Many thank yous for your medical insights!
Elizabeth – Declaration of Interest. My wife and I had the vaccine (AstraZeneca): I decided that the early side-effect data was sufficiently encouraging that at 69 years old the cost-benefit was probably OK.
Rather cynically, we also concluded that if we copped it, or if the theoretical very late risks such as cytokine storm come the next Coronavirus surge wiped us out, it would be a welcome release from the current nightmare!

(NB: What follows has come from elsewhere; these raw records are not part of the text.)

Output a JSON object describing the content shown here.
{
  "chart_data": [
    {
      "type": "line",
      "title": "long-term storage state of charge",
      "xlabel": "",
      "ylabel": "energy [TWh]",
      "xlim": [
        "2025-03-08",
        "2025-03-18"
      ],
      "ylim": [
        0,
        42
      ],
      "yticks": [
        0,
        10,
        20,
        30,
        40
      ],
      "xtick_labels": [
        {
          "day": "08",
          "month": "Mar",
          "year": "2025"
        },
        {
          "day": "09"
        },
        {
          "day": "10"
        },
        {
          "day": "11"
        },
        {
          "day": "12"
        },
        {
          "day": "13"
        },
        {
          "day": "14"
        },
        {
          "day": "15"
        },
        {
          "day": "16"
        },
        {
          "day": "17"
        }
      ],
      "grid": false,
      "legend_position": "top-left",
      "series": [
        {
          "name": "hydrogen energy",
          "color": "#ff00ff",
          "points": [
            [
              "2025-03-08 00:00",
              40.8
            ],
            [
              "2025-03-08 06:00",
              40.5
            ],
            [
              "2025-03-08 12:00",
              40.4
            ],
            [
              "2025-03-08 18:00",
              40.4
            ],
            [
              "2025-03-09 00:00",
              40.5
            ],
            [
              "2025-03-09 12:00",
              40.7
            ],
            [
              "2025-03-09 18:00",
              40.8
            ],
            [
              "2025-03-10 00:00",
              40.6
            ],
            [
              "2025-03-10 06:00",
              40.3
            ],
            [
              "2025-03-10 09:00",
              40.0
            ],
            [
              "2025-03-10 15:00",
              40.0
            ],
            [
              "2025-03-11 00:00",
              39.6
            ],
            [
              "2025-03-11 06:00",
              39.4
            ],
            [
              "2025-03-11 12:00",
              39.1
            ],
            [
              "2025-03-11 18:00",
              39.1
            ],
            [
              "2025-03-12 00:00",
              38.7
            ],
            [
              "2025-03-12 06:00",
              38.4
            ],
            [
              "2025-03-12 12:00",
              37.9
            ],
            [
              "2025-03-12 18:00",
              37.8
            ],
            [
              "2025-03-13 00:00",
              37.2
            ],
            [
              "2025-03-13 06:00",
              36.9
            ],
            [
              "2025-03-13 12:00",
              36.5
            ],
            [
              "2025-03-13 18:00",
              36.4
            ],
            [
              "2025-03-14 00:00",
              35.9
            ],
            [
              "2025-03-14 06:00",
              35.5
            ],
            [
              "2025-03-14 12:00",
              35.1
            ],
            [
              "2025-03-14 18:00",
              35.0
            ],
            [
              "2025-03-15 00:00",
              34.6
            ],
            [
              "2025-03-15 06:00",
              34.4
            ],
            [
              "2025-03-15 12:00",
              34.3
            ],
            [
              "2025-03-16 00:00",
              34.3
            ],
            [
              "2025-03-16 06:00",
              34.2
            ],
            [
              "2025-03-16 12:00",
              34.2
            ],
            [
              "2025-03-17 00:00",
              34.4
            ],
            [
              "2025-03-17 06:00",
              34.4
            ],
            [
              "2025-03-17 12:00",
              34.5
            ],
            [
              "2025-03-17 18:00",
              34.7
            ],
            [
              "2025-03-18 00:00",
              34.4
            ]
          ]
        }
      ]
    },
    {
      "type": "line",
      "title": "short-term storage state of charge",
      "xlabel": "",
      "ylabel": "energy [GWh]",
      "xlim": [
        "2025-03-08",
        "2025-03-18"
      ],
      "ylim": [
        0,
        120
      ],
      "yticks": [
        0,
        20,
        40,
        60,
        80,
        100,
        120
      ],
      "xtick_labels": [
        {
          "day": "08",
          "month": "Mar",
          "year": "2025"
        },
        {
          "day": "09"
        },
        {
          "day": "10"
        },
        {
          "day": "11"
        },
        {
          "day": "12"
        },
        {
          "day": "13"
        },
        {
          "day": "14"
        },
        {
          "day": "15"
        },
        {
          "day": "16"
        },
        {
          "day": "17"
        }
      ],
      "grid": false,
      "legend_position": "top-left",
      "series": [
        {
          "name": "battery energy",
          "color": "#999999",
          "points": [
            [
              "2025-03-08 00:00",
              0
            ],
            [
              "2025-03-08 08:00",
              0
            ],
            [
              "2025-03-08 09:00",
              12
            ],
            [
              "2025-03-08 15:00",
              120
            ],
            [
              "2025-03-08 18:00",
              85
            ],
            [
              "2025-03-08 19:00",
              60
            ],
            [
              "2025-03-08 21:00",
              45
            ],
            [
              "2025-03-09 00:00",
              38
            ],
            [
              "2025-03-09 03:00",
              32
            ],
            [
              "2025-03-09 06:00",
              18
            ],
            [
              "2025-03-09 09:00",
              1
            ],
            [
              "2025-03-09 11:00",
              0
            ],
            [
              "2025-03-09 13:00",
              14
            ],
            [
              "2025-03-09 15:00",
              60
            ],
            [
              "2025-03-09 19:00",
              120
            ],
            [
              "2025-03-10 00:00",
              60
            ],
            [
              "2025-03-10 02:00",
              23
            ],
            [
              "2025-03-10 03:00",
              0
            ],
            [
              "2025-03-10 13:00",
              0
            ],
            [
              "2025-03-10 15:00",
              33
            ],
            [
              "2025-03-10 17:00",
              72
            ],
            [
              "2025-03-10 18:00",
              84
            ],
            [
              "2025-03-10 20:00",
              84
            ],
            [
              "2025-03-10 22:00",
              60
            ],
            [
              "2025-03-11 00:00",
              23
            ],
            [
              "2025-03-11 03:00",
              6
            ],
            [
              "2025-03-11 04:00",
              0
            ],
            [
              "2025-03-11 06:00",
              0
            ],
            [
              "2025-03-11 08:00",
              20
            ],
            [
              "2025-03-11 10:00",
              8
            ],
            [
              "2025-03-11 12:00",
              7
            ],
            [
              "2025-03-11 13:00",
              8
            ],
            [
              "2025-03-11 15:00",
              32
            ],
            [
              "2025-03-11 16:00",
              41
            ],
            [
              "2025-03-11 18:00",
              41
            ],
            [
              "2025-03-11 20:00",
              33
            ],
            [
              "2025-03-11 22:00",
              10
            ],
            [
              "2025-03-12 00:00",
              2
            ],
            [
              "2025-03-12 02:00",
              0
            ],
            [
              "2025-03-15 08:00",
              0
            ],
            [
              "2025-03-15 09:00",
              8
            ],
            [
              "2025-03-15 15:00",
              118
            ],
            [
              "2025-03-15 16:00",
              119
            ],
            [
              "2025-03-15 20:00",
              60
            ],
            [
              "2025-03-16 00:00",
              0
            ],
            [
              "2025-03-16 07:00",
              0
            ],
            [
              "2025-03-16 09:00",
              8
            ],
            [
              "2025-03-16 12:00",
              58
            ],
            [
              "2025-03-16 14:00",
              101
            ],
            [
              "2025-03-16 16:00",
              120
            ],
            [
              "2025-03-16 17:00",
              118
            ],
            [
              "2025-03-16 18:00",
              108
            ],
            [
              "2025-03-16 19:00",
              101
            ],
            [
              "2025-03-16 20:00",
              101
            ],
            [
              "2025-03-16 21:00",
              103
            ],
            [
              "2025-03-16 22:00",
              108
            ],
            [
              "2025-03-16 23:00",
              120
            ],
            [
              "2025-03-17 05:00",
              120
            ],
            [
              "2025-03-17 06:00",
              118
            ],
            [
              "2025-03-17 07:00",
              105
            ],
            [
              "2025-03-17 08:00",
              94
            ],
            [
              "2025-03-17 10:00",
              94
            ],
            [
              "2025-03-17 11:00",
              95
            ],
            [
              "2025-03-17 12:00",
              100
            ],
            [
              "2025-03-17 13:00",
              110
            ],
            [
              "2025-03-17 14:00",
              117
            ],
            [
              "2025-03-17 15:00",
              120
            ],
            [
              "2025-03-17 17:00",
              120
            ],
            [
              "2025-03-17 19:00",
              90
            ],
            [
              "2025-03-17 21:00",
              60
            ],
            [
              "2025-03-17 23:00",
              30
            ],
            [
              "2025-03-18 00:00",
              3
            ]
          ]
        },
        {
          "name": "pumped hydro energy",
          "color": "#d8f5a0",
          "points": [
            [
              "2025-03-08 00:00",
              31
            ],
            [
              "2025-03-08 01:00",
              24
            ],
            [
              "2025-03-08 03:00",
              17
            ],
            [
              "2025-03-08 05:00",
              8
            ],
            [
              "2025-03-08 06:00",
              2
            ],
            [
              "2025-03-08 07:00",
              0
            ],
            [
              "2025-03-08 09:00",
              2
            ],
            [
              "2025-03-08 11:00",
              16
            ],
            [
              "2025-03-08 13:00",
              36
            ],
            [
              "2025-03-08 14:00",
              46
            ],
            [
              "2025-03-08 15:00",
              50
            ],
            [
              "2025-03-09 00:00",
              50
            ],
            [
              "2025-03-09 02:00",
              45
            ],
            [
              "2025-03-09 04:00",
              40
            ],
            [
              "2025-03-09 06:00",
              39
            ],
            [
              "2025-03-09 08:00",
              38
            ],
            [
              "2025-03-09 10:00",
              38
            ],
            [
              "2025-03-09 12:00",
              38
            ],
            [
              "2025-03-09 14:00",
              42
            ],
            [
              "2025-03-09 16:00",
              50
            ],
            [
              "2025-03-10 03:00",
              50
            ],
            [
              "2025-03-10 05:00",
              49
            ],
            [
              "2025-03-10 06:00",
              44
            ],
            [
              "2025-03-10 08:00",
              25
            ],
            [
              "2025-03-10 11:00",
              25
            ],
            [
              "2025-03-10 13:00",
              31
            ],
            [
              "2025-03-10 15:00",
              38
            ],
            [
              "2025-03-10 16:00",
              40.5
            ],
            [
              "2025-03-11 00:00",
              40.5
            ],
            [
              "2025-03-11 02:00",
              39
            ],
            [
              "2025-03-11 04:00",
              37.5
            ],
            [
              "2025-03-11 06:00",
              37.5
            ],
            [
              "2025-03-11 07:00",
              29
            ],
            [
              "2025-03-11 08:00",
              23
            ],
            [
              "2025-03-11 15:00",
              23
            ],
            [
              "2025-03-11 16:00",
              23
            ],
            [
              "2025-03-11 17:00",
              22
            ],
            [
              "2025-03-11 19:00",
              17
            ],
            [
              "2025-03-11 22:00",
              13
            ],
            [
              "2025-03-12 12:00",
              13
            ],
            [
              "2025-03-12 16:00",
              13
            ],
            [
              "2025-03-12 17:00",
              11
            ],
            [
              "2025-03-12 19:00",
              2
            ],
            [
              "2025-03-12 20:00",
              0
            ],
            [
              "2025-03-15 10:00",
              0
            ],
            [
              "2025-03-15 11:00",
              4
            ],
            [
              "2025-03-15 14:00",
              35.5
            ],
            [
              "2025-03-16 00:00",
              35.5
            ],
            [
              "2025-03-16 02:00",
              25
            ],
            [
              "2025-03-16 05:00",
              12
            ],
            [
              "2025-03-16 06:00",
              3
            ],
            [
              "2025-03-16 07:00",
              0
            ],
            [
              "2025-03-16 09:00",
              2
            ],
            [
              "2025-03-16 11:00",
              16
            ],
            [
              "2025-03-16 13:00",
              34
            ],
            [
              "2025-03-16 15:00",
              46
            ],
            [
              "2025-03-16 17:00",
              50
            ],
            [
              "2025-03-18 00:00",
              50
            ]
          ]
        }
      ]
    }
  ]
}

However, given the risk that adverse reactions to spike proteins are cumulative, there is no way I would take a booster or a further shot tweaked for variants. I’ve also strongly suggested to my kids that they resist any pressure to vaccinate our five granddaughters.
Also, our personal decision was made in the absence of knowing about the selective pressure on variants, and the effectiveness of therapeutic agents like ivermectin. If the vaccine is individually advantageous to us, it doesn’t mean it’s been good health policy.
Elizabeth – BTW – this article may be an encouragement!
Thanks!
And here’s a vital segment of discussion hosted by Brett Weinstein but, crucially, involving the actual inventor of the mRNA vaccine technology, Robert Malone, who has been trying to get the COVID vaccines pulled, without success.
It’s interestingly parallel to the Nobel Prize winning inventor of the PCR test Kary Mullis, who said before his death in 2019 that the test should never be used for diagnostic purposes, and certainly not for screening the well.
Jon,
Thanks for writing about this. So glad I looked in here. I have wanted the thoughts of an unbiased professional regarding the covid19 vaccine. It is not easy to trust anyone on either side of the vaccine issue. Appreciate the explanations here.